HOUSTON - Charlie Morton and Lance McCullers combined on a three-hitter, Jose Altuve and Evan Gattis homered and the Houston Astros reached the World Series, blanking the New York Yankees 4-0 Saturday night in Game 7 of the AL Championship Series.

Just four years removed from their third straight 100-loss season in 2013, the Astros shut down the Yankees for two straight games after dropping three in a row in the Bronx.

Next up for the Astros: Game 1 of the World Series against the Los Angeles Dodgers on Tuesday night. Houston aces Dallas Keuchel and ALCS MVP Justin Verlander will have plenty of rest, too, before the matchup begins at Dodger Stadium.

Houston has never won even a single World Series game. The only previous time the Astros made it this far, they were a National League team when they were swept by the Chicago White Sox in 2005.

Now, manager A.J. Hinch's club has a chance to win that elusive first title, while trying to boost a region still recovering from Hurricane Harvey.

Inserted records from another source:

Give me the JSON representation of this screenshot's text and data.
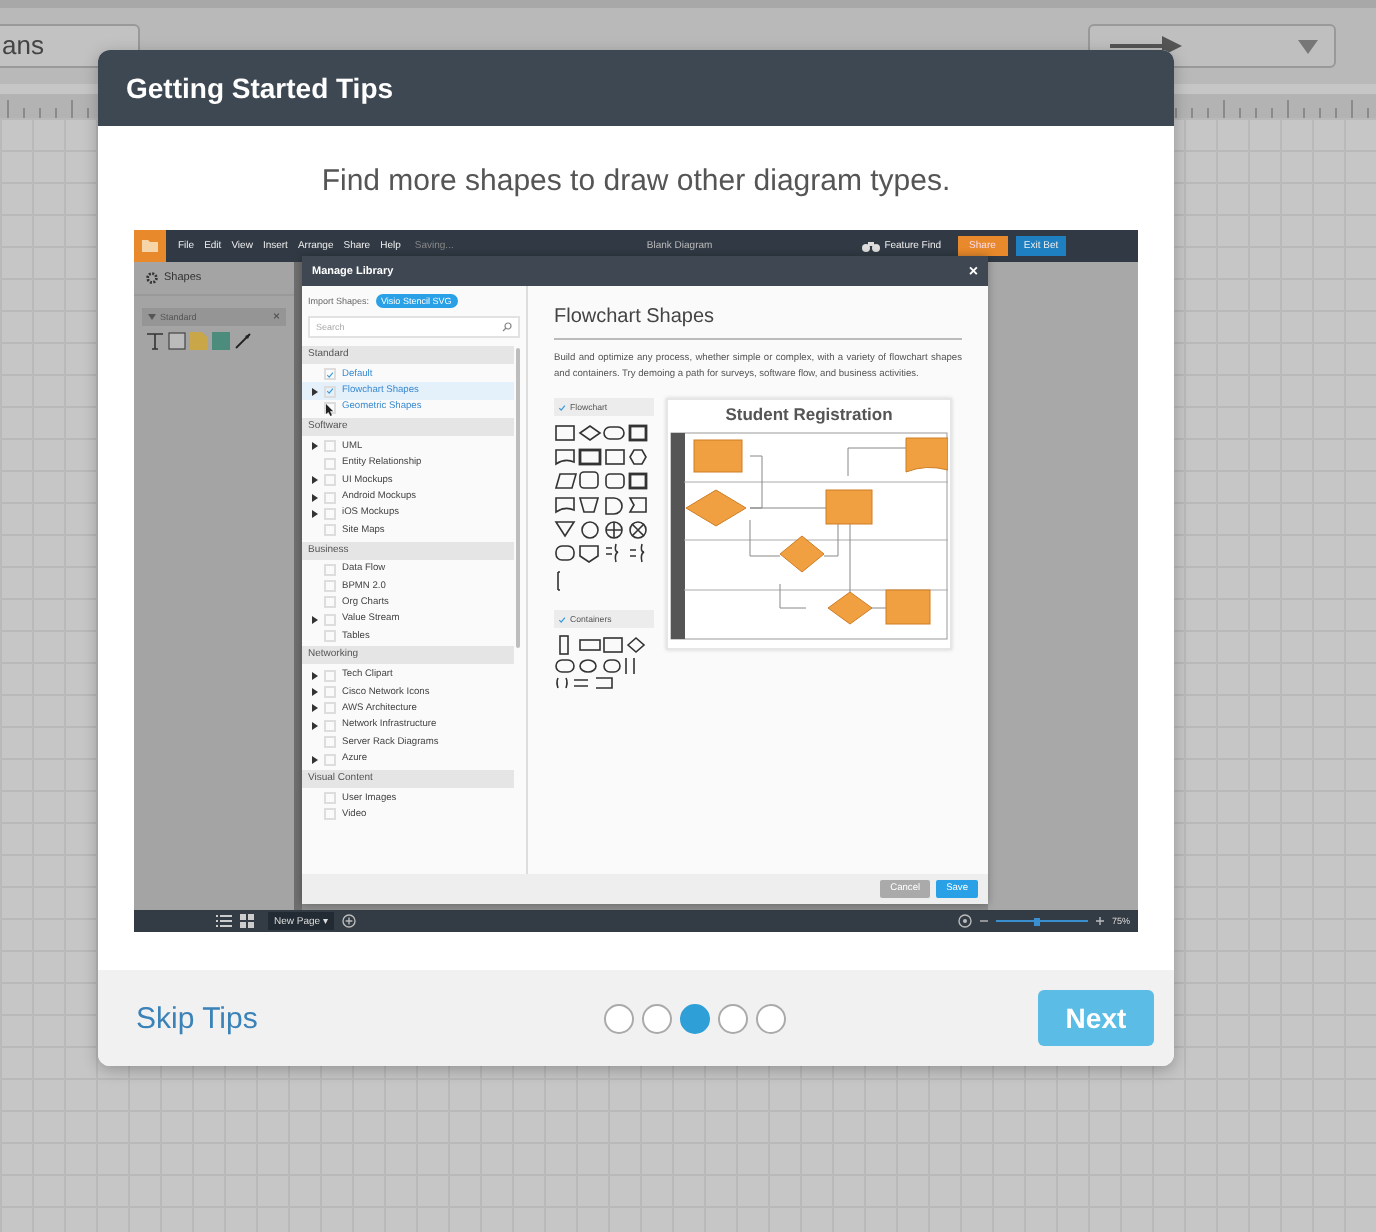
{
  "background_toolbar": {
    "font_field": "ans"
  },
  "dialog": {
    "title": "Getting Started Tips",
    "subtitle": "Find more shapes to draw other diagram types.",
    "screenshot": {
      "menu_bar": {
        "menus": [
          "File",
          "Edit",
          "View",
          "Insert",
          "Arrange",
          "Share",
          "Help"
        ],
        "status": "Saving...",
        "document_title": "Blank Diagram",
        "feature_find": "Feature Find",
        "share": "Share",
        "exit": "Exit Bet"
      },
      "shapes_panel": {
        "title": "Shapes",
        "library_tab": "Standard",
        "close": "×"
      },
      "manage_library": {
        "title": "Manage Library",
        "close": "×",
        "import_label": "Import Shapes:",
        "import_options": [
          "Visio Stencil",
          "SVG"
        ],
        "search_placeholder": "Search",
        "sections": [
          {
            "title": "Standard",
            "items": [
              {
                "label": "Default",
                "checked": true,
                "expandable": false,
                "linked": true,
                "selected": false,
                "cursor": false
              },
              {
                "label": "Flowchart Shapes",
                "checked": true,
                "expandable": true,
                "linked": true,
                "selected": true,
                "cursor": false
              },
              {
                "label": "Geometric Shapes",
                "checked": false,
                "expandable": false,
                "linked": true,
                "selected": false,
                "cursor": true
              }
            ]
          },
          {
            "title": "Software",
            "items": [
              {
                "label": "UML",
                "checked": false,
                "expandable": true,
                "linked": false,
                "selected": false,
                "cursor": false
              },
              {
                "label": "Entity Relationship",
                "checked": false,
                "expandable": false,
                "linked": false,
                "selected": false,
                "cursor": false
              },
              {
                "label": "UI Mockups",
                "checked": false,
                "expandable": true,
                "linked": false,
                "selected": false,
                "cursor": false
              },
              {
                "label": "Android Mockups",
                "checked": false,
                "expandable": true,
                "linked": false,
                "selected": false,
                "cursor": false
              },
              {
                "label": "iOS Mockups",
                "checked": false,
                "expandable": true,
                "linked": false,
                "selected": false,
                "cursor": false
              },
              {
                "label": "Site Maps",
                "checked": false,
                "expandable": false,
                "linked": false,
                "selected": false,
                "cursor": false
              }
            ]
          },
          {
            "title": "Business",
            "items": [
              {
                "label": "Data Flow",
                "checked": false,
                "expandable": false,
                "linked": false,
                "selected": false,
                "cursor": false
              },
              {
                "label": "BPMN 2.0",
                "checked": false,
                "expandable": false,
                "linked": false,
                "selected": false,
                "cursor": false
              },
              {
                "label": "Org Charts",
                "checked": false,
                "expandable": false,
                "linked": false,
                "selected": false,
                "cursor": false
              },
              {
                "label": "Value Stream",
                "checked": false,
                "expandable": true,
                "linked": false,
                "selected": false,
                "cursor": false
              },
              {
                "label": "Tables",
                "checked": false,
                "expandable": false,
                "linked": false,
                "selected": false,
                "cursor": false
              }
            ]
          },
          {
            "title": "Networking",
            "items": [
              {
                "label": "Tech Clipart",
                "checked": false,
                "expandable": true,
                "linked": false,
                "selected": false,
                "cursor": false
              },
              {
                "label": "Cisco Network Icons",
                "checked": false,
                "expandable": true,
                "linked": false,
                "selected": false,
                "cursor": false
              },
              {
                "label": "AWS Architecture",
                "checked": false,
                "expandable": true,
                "linked": false,
                "selected": false,
                "cursor": false
              },
              {
                "label": "Network Infrastructure",
                "checked": false,
                "expandable": true,
                "linked": false,
                "selected": false,
                "cursor": false
              },
              {
                "label": "Server Rack Diagrams",
                "checked": false,
                "expandable": false,
                "linked": false,
                "selected": false,
                "cursor": false
              },
              {
                "label": "Azure",
                "checked": false,
                "expandable": true,
                "linked": false,
                "selected": false,
                "cursor": false
              }
            ]
          },
          {
            "title": "Visual Content",
            "items": [
              {
                "label": "User Images",
                "checked": false,
                "expandable": false,
                "linked": false,
                "selected": false,
                "cursor": false
              },
              {
                "label": "Video",
                "checked": false,
                "expandable": false,
                "linked": false,
                "selected": false,
                "cursor": false
              }
            ]
          }
        ],
        "heading": "Flowchart Shapes",
        "description": "Build and optimize any process, whether simple or complex, with a variety of flowchart shapes and containers. Try demoing a path for surveys, software flow, and business activities.",
        "palette_groups": [
          {
            "label": "Flowchart",
            "checked": true,
            "kind": "flowchart"
          },
          {
            "label": "Containers",
            "checked": true,
            "kind": "containers"
          }
        ],
        "diagram_title": "Student Registration",
        "buttons": [
          {
            "label": "Cancel",
            "kind": "secondary"
          },
          {
            "label": "Save",
            "kind": "primary"
          }
        ]
      },
      "bottom_bar": {
        "page_button": "New Page ▾",
        "level": 0.45,
        "zoom": "75%"
      }
    },
    "skip": "Skip Tips",
    "pager": [
      {
        "selected": false
      },
      {
        "selected": false
      },
      {
        "selected": true
      },
      {
        "selected": false
      },
      {
        "selected": false
      }
    ],
    "next": "Next"
  }
}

Houston improved to 6-0 at Minute Maid Park in these playoffs and became the fifth team in major league history to win a seven-game postseason series by winning all four of its home games.

Morton bounced back from a loss in Game 3 to allow two hits over five scoreless innings. Starter-turned-postseason reliever McCullers limited the Yankees to just one hit while fanning six over the next four.

Combined, they throttled the Yankees one last time in Houston. Aaron Judge, Gary Sanchez and their New York teammates totaled just three runs in the four road games.

CC Sabathia entered the game 10-0 with a 1.69 ERA in 13 starts this season after a Yankees loss. But he struggled with command and was gone with one out in the fourth inning.

Houston was up 2-0 in fifth when former Yankees star Brian McCann came through for the second straight game by hitting a two-run double after snapping an 0-for-20 skid with an ground-rule RBI double to give Houston its first run on Friday night.

The Yankees, trying to reach the World Series for the first time since 2009, lost an elimination game for the first time this season after winning their first four in these playoffs. New York struggled on the road this postseason, with this loss dropping the team to 1-6.